American Cottage Industry Transportation Bikes

A discussion on the iBOB bike list between framebuilders Doug Fattic and Tim Fricker about making transportation bikes in America, for Americans, inspired a little thinking on my part.

Doug has developed a transportation bike for the Ukraine, and Tim was thinking about something between the extremes of making fine bicycles for discerning cyclists and designing a bike to be built in China to reach a price point acceptable to American non-cyclists.

I thought about the people I’ve met who went to the UBI framebuilding school, or just bought a welding rig to make their bike ideas tangible. It seems like a LOT of people have recently learned to braze and TIG weld because they are ON FIRE about bicycles. What if all the people learning to build bikes got together? They can’t all be the next Richard Sachs, but they could make some money and help change the world.
Perhaps they could organize themselves into a giant, distributed labor pool.

It occurred to me that ‘local production” could be quite local: a network of American ‘microfactories’ making transportation bikes to a predetermined design. “Microfactured in America.”

A franchise.

Say you’re the franchiser:
You get cheap welding labor from people who are working in their garages. Cottage industry piecework.
They get a ‘kit’ of tubes.

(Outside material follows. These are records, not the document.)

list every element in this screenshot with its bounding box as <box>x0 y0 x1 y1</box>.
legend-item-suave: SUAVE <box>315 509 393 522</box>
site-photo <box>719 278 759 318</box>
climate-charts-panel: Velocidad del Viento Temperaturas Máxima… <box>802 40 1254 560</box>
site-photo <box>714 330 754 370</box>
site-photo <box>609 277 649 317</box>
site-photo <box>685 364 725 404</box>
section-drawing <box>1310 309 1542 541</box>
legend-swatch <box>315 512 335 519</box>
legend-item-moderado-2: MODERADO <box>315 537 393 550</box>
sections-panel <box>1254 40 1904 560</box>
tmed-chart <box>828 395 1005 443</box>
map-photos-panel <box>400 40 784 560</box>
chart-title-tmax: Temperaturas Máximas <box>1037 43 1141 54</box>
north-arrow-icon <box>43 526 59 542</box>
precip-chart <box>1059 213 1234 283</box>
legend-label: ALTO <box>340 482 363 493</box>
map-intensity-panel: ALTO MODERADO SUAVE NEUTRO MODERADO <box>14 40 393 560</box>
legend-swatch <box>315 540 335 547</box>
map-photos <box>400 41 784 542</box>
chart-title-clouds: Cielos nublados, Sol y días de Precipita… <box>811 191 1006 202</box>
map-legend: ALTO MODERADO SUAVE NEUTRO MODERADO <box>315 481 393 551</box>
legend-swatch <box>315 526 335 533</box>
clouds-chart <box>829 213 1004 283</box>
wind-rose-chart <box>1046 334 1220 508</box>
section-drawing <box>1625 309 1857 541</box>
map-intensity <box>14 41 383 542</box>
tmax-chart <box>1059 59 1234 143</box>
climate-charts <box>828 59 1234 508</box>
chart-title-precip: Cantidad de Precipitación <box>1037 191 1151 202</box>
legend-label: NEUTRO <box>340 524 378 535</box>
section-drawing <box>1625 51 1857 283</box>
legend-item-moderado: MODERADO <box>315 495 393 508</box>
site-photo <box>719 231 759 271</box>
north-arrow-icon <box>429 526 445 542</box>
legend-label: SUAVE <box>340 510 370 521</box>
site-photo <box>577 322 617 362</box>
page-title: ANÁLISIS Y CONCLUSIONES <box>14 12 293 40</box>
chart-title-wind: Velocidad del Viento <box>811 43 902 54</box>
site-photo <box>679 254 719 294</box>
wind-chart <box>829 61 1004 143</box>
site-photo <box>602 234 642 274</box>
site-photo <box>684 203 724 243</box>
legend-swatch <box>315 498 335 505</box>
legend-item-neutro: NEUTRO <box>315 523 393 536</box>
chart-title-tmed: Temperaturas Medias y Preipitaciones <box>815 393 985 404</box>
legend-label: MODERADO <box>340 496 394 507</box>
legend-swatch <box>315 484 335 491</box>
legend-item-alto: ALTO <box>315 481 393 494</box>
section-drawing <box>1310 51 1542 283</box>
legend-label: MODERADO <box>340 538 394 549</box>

You’ve bought the tubes in vast quantity (with all that startup capital), and had them mitered, possibly by a subset of your cottage industrialists, bundled and shipped to the workers.
They get the plans for the bikes in a small number of sizes, and the plans to make cheap jigs out scrap wood.
They get a network of other folks who are also all fired up about bikes and excited to make them.
People in each city get access to locally made bikes, and every builder has a network of family and friends he or she can evangelize, and who are rooting for them to succeed. The “Farmer’s Market Bike” can even be sold and displayed at Farmer’s Markets. :^) Income could be supplemented with ‘$6 tune-ups’, and retrofitting Wald racks onto other bikes, while free air and tool use could create more community good will.
Bikes stay local unless another builder needs a few extra. Or, with good communication amongst the distributed workpool, labor may divide naturally between good sellers and efficient welders.
You get some initial ‘franchise costs’ which you roll into tubing and plans, and you mark up the tubes and build kits somewhat, to get a percentage of each bike and recoup some of the costs of designing the bikes and keeping the pieces flowing.

Like a car dealership, but the factory is on-premises.

Every town has autobody shops that paint repaired door panels, etc. There might be a way to get small batches of bikes painted in “durable automotive finishes” with whatever’s been mixed, or is popular. Sparkly dark green comes to mind. People like these colors, and they already associate them with transportation.

The bikes could have a simple headbadge decal and a small seat-tube band with the bike size and model, and the builder’s name, address and signature.
A downtube decal that says “Main Street” or “Cottage Bike” could brand them, but I don’t like down tube decals, and wouldn’t drive a car that said “FORD” in big letters across the side.